Обе бабушки, Марфа и Анфиса, стали неразлучными подругами и незаменимыми помощницами. В 1915 году Павел, скопив денег, поставил просторный, крепкий дом на две половины, и теперь они жили все вместе — одной большой, шумной, любящей семьёй. Вихри революции и гражданской войны пронеслись мимо их деревни, не тронув этот островок покоя. Они просто честно трудились на своей земле.

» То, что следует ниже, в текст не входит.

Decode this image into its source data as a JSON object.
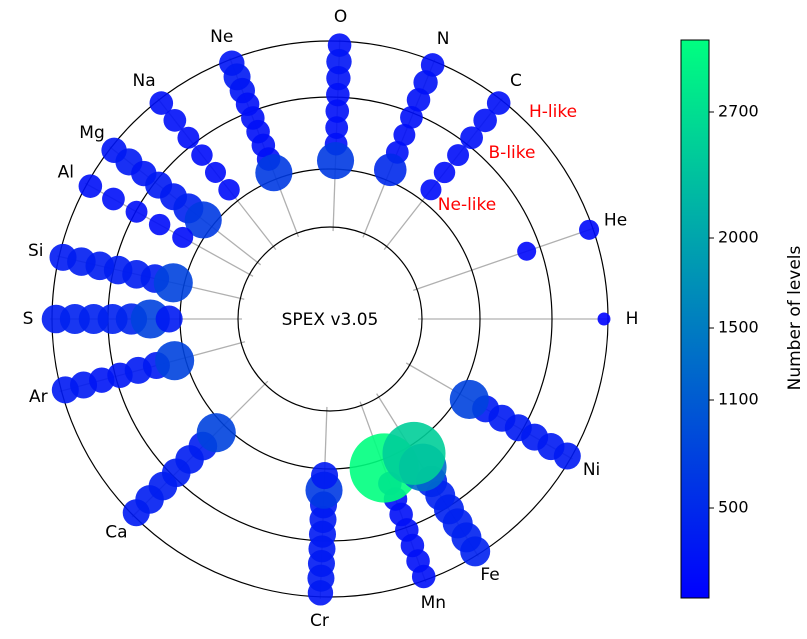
{
  "chart_data": {
    "type": "scatter",
    "title": "",
    "center_label": "SPEX v3.05",
    "elements": [
      "H",
      "He",
      "C",
      "N",
      "O",
      "Ne",
      "Na",
      "Mg",
      "Al",
      "Si",
      "S",
      "Ar",
      "Ca",
      "Cr",
      "Mn",
      "Fe",
      "Ni"
    ],
    "ring_labels": [
      "H-like",
      "B-like",
      "Ne-like"
    ],
    "ring_label_color": "#ff0000",
    "colorbar": {
      "label": "Number of levels",
      "ticks": [
        500,
        1100,
        1500,
        2000,
        2700
      ],
      "range": [
        0,
        3100
      ],
      "colors": [
        "#0000ff",
        "#00ff80"
      ]
    },
    "series": [
      {
        "element": "H",
        "levels": [
          20
        ]
      },
      {
        "element": "He",
        "levels": [
          120,
          100
        ]
      },
      {
        "element": "C",
        "levels": [
          200,
          200,
          180,
          160,
          150,
          140
        ]
      },
      {
        "element": "N",
        "levels": [
          200,
          220,
          200,
          180,
          160,
          180,
          500
        ]
      },
      {
        "element": "O",
        "levels": [
          200,
          250,
          220,
          200,
          200,
          180,
          180,
          700
        ]
      },
      {
        "element": "Ne",
        "levels": [
          250,
          300,
          250,
          200,
          200,
          200,
          200,
          200,
          700
        ]
      },
      {
        "element": "Na",
        "levels": [
          200,
          180,
          160,
          150,
          140,
          150
        ]
      },
      {
        "element": "Mg",
        "levels": [
          250,
          300,
          250,
          300,
          300,
          400,
          700
        ]
      },
      {
        "element": "Al",
        "levels": [
          200,
          180,
          160,
          150,
          140
        ]
      },
      {
        "element": "Si",
        "levels": [
          300,
          350,
          350,
          350,
          350,
          350,
          800
        ]
      },
      {
        "element": "S",
        "levels": [
          350,
          400,
          400,
          400,
          450,
          800,
          300
        ]
      },
      {
        "element": "Ar",
        "levels": [
          300,
          300,
          250,
          250,
          300,
          300,
          800
        ]
      },
      {
        "element": "Ca",
        "levels": [
          300,
          350,
          350,
          350,
          350,
          350,
          800
        ]
      },
      {
        "element": "Cr",
        "levels": [
          250,
          300,
          300,
          300,
          300,
          300,
          300,
          700,
          300
        ]
      },
      {
        "element": "Mn",
        "levels": [
          200,
          200,
          200,
          200,
          200,
          200,
          200,
          3100
        ]
      },
      {
        "element": "Fe",
        "levels": [
          400,
          400,
          400,
          400,
          400,
          450,
          1300,
          2500
        ]
      },
      {
        "element": "Ni",
        "levels": [
          300,
          300,
          300,
          300,
          300,
          300,
          800
        ]
      }
    ]
  }
}
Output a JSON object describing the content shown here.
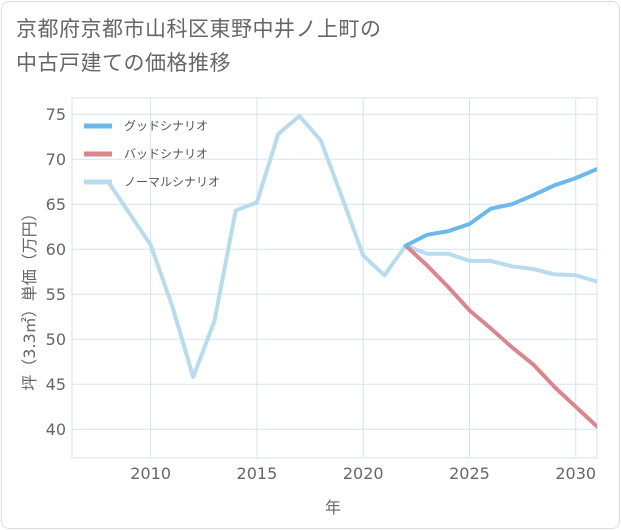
{
  "title": {
    "line1": "京都府京都市山科区東野中井ノ上町の",
    "line2": "中古戸建ての価格推移"
  },
  "colors": {
    "good": "#6cb8ea",
    "bad": "#d9868f",
    "normal": "#b9dcec",
    "grid": "#d6e4ef",
    "text": "#666666"
  },
  "chart_data": {
    "type": "line",
    "xlabel": "年",
    "ylabel": "坪（3.3㎡）単価（万円）",
    "xlim": [
      2006.3,
      2031
    ],
    "ylim": [
      36.8,
      76.8
    ],
    "xticks": [
      2010,
      2015,
      2020,
      2025,
      2030
    ],
    "yticks": [
      40,
      45,
      50,
      55,
      60,
      65,
      70,
      75
    ],
    "legend_position": "top-left",
    "series": [
      {
        "name": "グッドシナリオ",
        "color_key": "good",
        "x": [
          2022,
          2023,
          2024,
          2025,
          2026,
          2027,
          2028,
          2029,
          2030,
          2031
        ],
        "y": [
          60.4,
          61.6,
          62.0,
          62.8,
          64.5,
          65.0,
          66.0,
          67.1,
          67.9,
          68.9
        ]
      },
      {
        "name": "バッドシナリオ",
        "color_key": "bad",
        "x": [
          2022,
          2023,
          2024,
          2025,
          2026,
          2027,
          2028,
          2029,
          2030,
          2031
        ],
        "y": [
          60.4,
          58.2,
          55.8,
          53.2,
          51.2,
          49.1,
          47.2,
          44.7,
          42.5,
          40.3
        ]
      },
      {
        "name": "ノーマルシナリオ",
        "color_key": "normal",
        "x": [
          2008,
          2009,
          2010,
          2011,
          2012,
          2013,
          2014,
          2015,
          2016,
          2017,
          2018,
          2019,
          2020,
          2021,
          2022,
          2023,
          2024,
          2025,
          2026,
          2027,
          2028,
          2029,
          2030,
          2031
        ],
        "y": [
          67.5,
          64.0,
          60.5,
          53.8,
          45.8,
          52.0,
          64.3,
          65.2,
          72.8,
          74.8,
          72.1,
          65.8,
          59.3,
          57.1,
          60.4,
          59.5,
          59.5,
          58.7,
          58.7,
          58.1,
          57.8,
          57.2,
          57.1,
          56.4
        ]
      }
    ]
  }
}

Свекровь из Авдотьи вышла действительно отменная. Когда подросли сыновья и привели в дом своих жён, она встречала каждую невестку с открытым сердцем и ласковым словом, помня, как сама когда-то переступила порог дома Марфы. А когда Варвара вышла замуж за доброго парня из соседнего села, Игоря, зятя своего она полюбила как родного сына.
Жизнь, конечно, не обходилась без потерь. Страшная весть пришла в декабре 1942 года — похоронка на среднего сына, Матвея. Василий, ставший врачом, всю войну проработал в тыловом госпитале. В победном 1945-ом вернулся домой, седым, но живым, младший, Иван. А ещё раньше, в 1944-ом, был комиссован после тяжёлого ранения и зять Игорь. Сам Павел по возрасту на фронт не попал, но всё, что мог — отдавал тылу, работая не покладая рук. К тому времени уже не стало Анфисы и Марфы, но в большом доме всегда тепло вспоминали о них, передавая детям и внукам истории об их дружбе, начавшейся со ссоры и закончившейся глубочайшей привязанностью.
И была у них крепкая, дружная семья — древо, чьи корни проросли сквозь камень недоверия и обиды, чтобы дать могучие, жизнеутверждающие ветви. Главным заветом, который они оставили своим потомкам, был простой и мудрый: «Любите, принимайте, прощайте. И вводите в семью тех, кого выбрало сердце ваших детей, ибо только любовь и доброта — настоящая защита от всех невзгод и основа всякого счастья». И этот завет, как самая драгоценная реликвия, передавался из поколения в поколение, согревая души и делая их дом — настоящей крепостью, стены которой были сложены не из брёвен, а из взаимного уважения, прощения и безграничной нежности.